Creating a proper Data backup strategy is as crucial as is the planning phase. We’ve already mentioned the paired storage paradigm. However, it’s a bit more involved than that:
There’s something called the 3-2-1 backup strategy in the industry. It is a baseline rule among many industry leaders. It involves having:
At least three copies of your data.
Backed-up data on two different storage types.
At least one copy of the data offsite.
That is however, if you’re an enterprise level business, and want to have everything done in-house. For SME’s its far better to use a readily available solution on the market. The typical price ranges in between 30-100$ per year, for a 5TB of cloud backup.
If you’re adamant on creating your own backup infrastructure, here’s a list of pointers:
- Your recovery data should be stored in multiple locations, separate by physical distance. Never in one datacentre, and certainly not in the same building as your office.

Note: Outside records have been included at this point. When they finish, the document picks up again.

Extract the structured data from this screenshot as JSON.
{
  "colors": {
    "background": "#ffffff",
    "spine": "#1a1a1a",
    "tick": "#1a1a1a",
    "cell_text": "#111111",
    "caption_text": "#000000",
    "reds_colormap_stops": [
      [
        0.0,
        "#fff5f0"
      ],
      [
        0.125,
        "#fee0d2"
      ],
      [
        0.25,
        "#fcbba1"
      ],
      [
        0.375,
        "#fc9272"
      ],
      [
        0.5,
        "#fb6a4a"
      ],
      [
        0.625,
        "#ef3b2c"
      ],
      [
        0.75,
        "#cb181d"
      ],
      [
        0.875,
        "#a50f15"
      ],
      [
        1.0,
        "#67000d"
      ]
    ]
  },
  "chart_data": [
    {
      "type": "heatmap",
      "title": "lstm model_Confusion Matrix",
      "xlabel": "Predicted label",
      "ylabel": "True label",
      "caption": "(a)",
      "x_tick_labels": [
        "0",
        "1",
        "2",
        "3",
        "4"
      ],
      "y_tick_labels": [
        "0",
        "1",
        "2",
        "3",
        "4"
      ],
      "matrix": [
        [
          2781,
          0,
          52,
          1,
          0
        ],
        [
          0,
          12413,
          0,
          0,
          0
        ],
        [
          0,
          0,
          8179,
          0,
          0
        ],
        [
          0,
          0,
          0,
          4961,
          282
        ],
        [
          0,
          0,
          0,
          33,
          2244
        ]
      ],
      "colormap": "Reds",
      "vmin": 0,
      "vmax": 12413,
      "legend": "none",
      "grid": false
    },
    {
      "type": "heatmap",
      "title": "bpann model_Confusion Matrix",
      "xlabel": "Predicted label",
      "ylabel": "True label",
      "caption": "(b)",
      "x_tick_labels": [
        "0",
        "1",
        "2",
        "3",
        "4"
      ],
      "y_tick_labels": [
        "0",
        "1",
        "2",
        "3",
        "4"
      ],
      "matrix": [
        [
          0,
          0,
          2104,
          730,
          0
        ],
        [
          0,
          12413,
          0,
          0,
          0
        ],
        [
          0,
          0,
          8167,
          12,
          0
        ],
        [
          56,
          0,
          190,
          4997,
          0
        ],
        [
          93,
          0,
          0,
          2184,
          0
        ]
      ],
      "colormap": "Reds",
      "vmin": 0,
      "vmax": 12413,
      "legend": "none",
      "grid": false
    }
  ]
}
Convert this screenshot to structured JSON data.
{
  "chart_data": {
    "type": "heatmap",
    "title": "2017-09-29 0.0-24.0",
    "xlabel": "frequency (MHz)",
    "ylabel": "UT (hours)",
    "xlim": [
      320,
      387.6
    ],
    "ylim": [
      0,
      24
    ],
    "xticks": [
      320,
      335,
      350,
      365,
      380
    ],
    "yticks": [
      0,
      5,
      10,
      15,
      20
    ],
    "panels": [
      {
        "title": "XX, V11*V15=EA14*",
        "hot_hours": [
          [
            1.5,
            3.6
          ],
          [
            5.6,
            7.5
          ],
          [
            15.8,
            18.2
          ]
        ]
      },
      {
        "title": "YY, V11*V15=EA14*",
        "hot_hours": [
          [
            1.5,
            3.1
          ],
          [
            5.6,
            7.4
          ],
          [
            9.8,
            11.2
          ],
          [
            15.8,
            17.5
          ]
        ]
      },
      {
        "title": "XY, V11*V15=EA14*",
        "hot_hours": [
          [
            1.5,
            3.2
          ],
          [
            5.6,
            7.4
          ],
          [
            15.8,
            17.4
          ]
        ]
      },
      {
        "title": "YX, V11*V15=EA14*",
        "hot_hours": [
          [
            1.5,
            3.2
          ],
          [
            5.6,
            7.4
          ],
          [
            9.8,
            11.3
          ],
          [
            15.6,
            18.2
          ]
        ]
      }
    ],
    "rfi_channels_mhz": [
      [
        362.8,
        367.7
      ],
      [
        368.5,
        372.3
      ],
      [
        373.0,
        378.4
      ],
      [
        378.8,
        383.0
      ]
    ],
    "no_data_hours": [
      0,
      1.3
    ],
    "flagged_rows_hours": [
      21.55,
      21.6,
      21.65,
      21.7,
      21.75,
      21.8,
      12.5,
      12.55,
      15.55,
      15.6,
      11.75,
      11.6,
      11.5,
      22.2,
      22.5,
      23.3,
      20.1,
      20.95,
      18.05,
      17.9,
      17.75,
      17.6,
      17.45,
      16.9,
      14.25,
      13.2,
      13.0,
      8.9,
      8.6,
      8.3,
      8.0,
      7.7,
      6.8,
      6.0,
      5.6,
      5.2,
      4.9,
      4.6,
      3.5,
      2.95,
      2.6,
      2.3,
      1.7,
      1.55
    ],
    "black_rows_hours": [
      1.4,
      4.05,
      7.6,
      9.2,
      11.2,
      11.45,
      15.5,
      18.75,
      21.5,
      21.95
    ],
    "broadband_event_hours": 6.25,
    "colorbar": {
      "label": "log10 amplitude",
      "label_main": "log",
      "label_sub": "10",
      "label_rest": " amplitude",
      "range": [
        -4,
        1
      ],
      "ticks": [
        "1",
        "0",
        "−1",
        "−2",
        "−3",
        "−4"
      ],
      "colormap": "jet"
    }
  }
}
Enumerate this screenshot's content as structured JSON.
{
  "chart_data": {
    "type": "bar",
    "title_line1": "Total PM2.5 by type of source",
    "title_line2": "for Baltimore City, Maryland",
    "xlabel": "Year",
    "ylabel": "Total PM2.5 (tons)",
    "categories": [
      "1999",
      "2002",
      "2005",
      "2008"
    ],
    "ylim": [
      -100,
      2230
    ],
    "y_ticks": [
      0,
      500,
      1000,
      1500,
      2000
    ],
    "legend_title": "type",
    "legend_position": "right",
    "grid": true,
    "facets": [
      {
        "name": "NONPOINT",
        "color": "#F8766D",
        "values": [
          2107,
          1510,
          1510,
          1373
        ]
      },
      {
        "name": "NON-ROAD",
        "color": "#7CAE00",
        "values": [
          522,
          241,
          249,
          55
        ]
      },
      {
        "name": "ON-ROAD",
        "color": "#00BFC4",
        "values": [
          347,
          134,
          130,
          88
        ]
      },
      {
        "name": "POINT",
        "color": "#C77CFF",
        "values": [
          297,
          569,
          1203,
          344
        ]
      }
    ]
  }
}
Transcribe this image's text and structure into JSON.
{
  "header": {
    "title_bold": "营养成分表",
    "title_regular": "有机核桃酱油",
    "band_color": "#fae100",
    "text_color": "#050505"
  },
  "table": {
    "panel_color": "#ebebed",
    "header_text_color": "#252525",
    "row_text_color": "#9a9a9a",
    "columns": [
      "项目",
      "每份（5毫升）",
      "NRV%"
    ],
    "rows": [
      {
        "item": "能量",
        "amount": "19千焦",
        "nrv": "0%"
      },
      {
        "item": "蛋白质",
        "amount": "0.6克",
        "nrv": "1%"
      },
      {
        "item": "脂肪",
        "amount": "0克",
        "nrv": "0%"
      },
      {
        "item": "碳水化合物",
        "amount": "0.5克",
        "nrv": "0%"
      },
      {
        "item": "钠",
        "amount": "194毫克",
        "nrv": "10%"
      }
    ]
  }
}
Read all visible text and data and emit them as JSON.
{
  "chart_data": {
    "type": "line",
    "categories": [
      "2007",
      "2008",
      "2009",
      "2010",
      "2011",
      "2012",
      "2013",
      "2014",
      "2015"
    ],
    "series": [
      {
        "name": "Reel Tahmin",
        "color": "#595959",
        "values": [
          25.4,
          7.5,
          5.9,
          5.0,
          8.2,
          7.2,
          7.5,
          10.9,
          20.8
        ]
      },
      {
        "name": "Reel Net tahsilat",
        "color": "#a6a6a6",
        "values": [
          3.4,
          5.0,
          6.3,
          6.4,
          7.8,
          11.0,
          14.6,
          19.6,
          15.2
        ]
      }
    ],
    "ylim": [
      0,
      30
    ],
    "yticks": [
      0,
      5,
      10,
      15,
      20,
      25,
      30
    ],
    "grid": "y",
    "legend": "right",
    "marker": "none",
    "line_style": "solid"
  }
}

- Keep crucial data stored on a physical copy somewhere, such as magnetic tapes for long term solutions, or DVDs or CDs for short term storage.
- Set up a clear and strict data backup schedules.
- Constantly test your infrastructure.
3. Implement a “High severity incident management program”.
Finally, admit to yourself, that downtime is inevitable, part of the reason it must always be accounted for during yearly budget plans. And then, start learning from these incidents.
Here’s where a “high severity incident management program” (SEV) comes into play. This is the practice of recording, tracking, and assigning business value to problems that impact critical systems.
SEV is the industry wide term derived from *severity* but is commonly understood as “incident”.
Think of it as a DEFCON for enterprises, a mode of categorizing and assigning priority to incidents according to their severity.
The core idea behind SEV management is bringing up everyone in the company or affected teams on the same page as fast possible! A typical SEV lifecycle looks like this:
Aside from bringing up everyone to speed, the program includes the paradigm of SEV analysis and information gathering. The best way to prevent a future disaster, is to learn from it and take steps to stop it from happening.
Here’s a google template for SEV reporting we advise you learn and send out to your colleagues next time something goes awry!
We’ll touch up SEV reporting and how to use this data, at a later date, as well as the true role of incident managers (IMOC) and roles of “Technical leads on-call” (TLOC).
Which brings us to..
Un-sung heroes and importance of Infrastructure
One of the worst types of hardware malfunctions is loss of crucial data, servers can burn down, either due to lack of proper maintenance, human error, disaster etc. And losing all the data on your clients, partners, or projects can be a death sentence for your company.
But one thing is for certain, never take your system administrators for granted! They are often the ones that put out fires on a daily basis, but because no one notices, people are quick to disregard their efforts!
So go ahead and give your system administrator a hug, I’m sure he needs one!
And that wraps up our take on the “true cost” of downtime in IT. Hopefully we’ve shed some light why it’s soo important to properly prepare yourself against disaster.
Oh, and remember that in case you lose your primary storage with crucial information. An advanced form of data recovery from a broken (single) hard drive can cost between 700-2000$; And a third-party back-up solution costs 45$ per year.
Now, dear reader, ask yourself, how much downtime can your business tolerate?
Stay classy business and tech nerds!